All 4 Sound (percussion duo) with Kathie Hsieh.

The University of Oregon symposium itself practiced what its mentors preached. The composer/performers who arrived in Eugene June 24 with musical instruments in tow and freshly composed scores in hand hailed from across the US and 10 other countries. Over the next three weeks at the UO School of Music and Dance, they became a cadre of individuals with diverse interests and cultural backgrounds, eager to share ideas, learn from one another, and form co-creative and collaborative relationships in music. They quickly found themselves engaged in a seemingly endless schedule of daily activities with on-going rehearsal sessions, numerous concerts, guest artist performances, small group mentoring sessions, master composer seminars, and late night brew and burgers at McMenamins East 19th Street Cafe.

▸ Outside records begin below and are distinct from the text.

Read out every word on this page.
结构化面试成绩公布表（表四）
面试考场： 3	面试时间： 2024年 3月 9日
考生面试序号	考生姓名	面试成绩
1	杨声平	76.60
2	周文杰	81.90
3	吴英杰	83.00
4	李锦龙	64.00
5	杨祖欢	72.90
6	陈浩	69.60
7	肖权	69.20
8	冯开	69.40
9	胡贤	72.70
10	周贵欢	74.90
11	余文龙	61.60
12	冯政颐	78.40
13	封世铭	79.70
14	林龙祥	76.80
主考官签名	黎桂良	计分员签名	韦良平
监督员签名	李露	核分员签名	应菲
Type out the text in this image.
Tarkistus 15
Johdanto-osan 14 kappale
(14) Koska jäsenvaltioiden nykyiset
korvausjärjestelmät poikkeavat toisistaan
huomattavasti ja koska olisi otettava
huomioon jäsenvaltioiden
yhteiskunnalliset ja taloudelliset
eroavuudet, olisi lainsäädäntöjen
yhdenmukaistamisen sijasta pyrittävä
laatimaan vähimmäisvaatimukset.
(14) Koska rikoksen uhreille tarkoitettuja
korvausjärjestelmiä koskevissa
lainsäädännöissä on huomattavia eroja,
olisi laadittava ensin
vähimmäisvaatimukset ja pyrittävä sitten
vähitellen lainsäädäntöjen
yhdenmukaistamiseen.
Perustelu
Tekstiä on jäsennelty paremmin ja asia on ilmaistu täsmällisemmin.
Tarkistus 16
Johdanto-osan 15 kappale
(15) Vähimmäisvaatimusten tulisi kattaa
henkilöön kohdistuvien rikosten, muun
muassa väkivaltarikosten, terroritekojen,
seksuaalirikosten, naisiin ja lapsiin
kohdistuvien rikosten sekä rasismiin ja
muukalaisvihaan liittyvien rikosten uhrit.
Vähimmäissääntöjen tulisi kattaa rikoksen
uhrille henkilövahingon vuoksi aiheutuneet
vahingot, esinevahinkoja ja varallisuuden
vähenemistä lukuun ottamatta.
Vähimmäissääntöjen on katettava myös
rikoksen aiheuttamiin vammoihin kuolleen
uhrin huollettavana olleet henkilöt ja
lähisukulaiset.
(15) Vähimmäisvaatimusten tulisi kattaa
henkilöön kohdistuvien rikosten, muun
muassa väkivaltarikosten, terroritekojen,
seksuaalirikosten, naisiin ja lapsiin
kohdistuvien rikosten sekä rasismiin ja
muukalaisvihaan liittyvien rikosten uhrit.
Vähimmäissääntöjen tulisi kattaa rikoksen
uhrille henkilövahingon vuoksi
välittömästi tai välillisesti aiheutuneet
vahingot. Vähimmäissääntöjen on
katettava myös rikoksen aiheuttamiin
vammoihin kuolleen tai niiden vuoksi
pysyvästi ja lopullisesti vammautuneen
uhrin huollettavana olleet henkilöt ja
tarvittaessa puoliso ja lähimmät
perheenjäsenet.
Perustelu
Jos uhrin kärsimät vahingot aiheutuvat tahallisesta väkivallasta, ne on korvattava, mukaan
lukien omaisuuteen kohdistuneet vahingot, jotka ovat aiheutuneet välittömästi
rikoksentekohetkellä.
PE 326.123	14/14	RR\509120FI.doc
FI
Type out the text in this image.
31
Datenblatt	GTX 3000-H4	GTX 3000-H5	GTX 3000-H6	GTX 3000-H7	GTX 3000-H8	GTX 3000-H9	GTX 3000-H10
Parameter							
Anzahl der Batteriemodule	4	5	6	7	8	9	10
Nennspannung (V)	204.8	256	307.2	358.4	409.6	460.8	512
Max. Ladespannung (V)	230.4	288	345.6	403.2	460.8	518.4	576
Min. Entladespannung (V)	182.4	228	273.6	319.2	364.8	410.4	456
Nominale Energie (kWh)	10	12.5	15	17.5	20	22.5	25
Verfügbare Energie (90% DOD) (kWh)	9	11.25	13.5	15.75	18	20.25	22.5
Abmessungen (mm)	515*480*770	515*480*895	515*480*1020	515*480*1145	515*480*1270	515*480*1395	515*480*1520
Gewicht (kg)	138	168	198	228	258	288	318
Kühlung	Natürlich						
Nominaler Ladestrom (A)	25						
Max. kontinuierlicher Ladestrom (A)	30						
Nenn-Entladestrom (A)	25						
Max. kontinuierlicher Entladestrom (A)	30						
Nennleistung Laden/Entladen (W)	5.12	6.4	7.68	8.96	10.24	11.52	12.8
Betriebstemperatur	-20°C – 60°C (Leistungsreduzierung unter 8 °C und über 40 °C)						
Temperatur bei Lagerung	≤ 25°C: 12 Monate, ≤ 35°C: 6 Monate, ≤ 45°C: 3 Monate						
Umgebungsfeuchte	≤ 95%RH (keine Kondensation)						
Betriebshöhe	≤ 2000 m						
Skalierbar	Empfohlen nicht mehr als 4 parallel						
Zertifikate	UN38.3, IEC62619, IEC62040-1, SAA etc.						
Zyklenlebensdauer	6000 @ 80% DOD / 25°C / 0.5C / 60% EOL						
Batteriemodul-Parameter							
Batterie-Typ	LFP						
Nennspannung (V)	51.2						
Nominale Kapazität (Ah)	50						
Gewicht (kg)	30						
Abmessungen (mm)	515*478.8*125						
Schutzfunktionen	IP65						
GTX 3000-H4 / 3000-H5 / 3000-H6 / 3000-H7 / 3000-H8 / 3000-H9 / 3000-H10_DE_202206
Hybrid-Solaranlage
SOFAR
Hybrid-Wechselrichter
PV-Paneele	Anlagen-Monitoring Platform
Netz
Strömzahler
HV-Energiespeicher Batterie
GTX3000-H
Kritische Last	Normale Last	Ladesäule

Composers eagerly anticipated the opportunity to have their own vocal and instrumental music publicly performed. After hours of rehearsals and mentoring by guest artists, the pieces were presented in any number of events including the American Creators Ensemble afternoon concerts, Guest Artists Showcases, Vocal Fellow programs, Composers Film Festival with screenings of films scored by composers; some with live music, and the Wild Nights concert series that started at 10:00 pm! All together there were 22 concerts and live music events that involved 60 vocalists, instrumentalists and conductors performing 92 compositions — including 53 world premieres.

As a correspondent and advocate for new music, I was excited to attend my third OBF Composers Symposium. I knew right from day one, when participants were encouraged to explore collaborative and co-creative endeavors, that this wasn’t going to be a showcase for egos. The symposium proved to be a transformative experience as a diverse cadre of men and women ranging in age from late teens to early senior years, came together to create and perform new music here at end of the second decade of the 21st Century.